The social worker doesn’t want or expect your home to be spotless and gorgeous. She wants to see who you are and what your home is like! There are no cookie-cutter families. The advice we were given was to clean up the house as though someone was coming over for dinner (but also going to peek in all your bedrooms!). So, you know – put away the laundry, run a vacuum over the carpet, clean the toilet. Basic stuff. The social worker will want to see all the rooms of your home to get a feel of the layout and any potential safety concerns, but she is not there to judge your housekeeping habits.

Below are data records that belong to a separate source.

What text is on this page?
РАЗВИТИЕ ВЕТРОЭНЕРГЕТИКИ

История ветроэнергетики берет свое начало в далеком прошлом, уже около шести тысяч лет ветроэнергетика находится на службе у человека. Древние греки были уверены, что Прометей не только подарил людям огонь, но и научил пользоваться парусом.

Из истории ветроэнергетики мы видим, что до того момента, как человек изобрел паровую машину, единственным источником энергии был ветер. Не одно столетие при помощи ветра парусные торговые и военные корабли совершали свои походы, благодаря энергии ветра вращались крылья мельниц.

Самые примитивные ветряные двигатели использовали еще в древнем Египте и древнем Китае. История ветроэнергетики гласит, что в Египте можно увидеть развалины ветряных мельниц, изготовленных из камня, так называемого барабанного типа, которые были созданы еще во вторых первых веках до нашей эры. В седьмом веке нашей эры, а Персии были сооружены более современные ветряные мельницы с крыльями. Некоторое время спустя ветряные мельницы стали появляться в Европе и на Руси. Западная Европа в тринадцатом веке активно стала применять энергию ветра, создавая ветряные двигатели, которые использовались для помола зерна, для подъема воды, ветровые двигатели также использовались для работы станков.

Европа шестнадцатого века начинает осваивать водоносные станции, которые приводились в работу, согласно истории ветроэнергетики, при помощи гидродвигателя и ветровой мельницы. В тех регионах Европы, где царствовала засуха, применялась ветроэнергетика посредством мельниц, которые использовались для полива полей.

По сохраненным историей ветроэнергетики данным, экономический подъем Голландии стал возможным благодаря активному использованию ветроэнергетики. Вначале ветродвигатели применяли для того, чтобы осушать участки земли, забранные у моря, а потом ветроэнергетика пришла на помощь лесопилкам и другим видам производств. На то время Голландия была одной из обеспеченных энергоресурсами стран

If you already have children, they will likely expect your house to be child/baby-proof (outlet covers, chemicals locked away, etc). Since we don’t have kids yet, our social worker only wanted to know that we understood baby-proofing and that we had plans to take care of it by the time she comes for a post-placement visit.

3. Yes, there will be probing personal questions.

Yes, it’s uncomfortable. But it’s part of the process. Through both the autobiography questionnaires and the in-home interviews with the social worker, we were asked our childhoods, our families, how we were raised and disciplined, our marriage (including what first drew us to each other, how we communicate, and what kind of things we have conflict over), any previous relationships prior to each other, our physical health, our spiritual views and values, our thoughts on adoption…. the list goes on.

Some people are offended by having their personal lives so deeply investigated in this process. Is it all necessary? Probably not. No one gets so thoroughly interviewed before giving birth to a child, right?! But as it stands, this is a necessary part of the adoption process. So we roll with it.

Besides, it’s kind of interesting to read your own life history written through someone else’s perspective!

4. Be yourself, because nothing is new under the sun.

One of the things that surprised me most about our in-home interview was how many times I heard the social worker say, “Oh yes, a family I visited last week told me the same thing” or “I worked with another family who also [fill in the blank].” It put me at ease, really, knowing that as a home study writer, she has practically seen it all. Nothing we said took her off-guard, even quirky things about our life that we thought would be weird or embarrassing.

Just remember there’s nothing new under the sun, and if your social worker has been doing this for long, she’s probably seen it all, too. So be yourself, be real, and don’t try to sugarcoat your life. They want to know who you really are, and their goal is to help you grow your family through adoption.

 

The home study – and the home visit – is a big, time-consuming part of the adoption process. But it’s not as scary as it might seem. My biggest advice? 1) Be real. 2) Don’t stress out. 3) Be prepared for a lot of forms and give yourself plenty of time, because paperwork will be your full time job for a few weeks!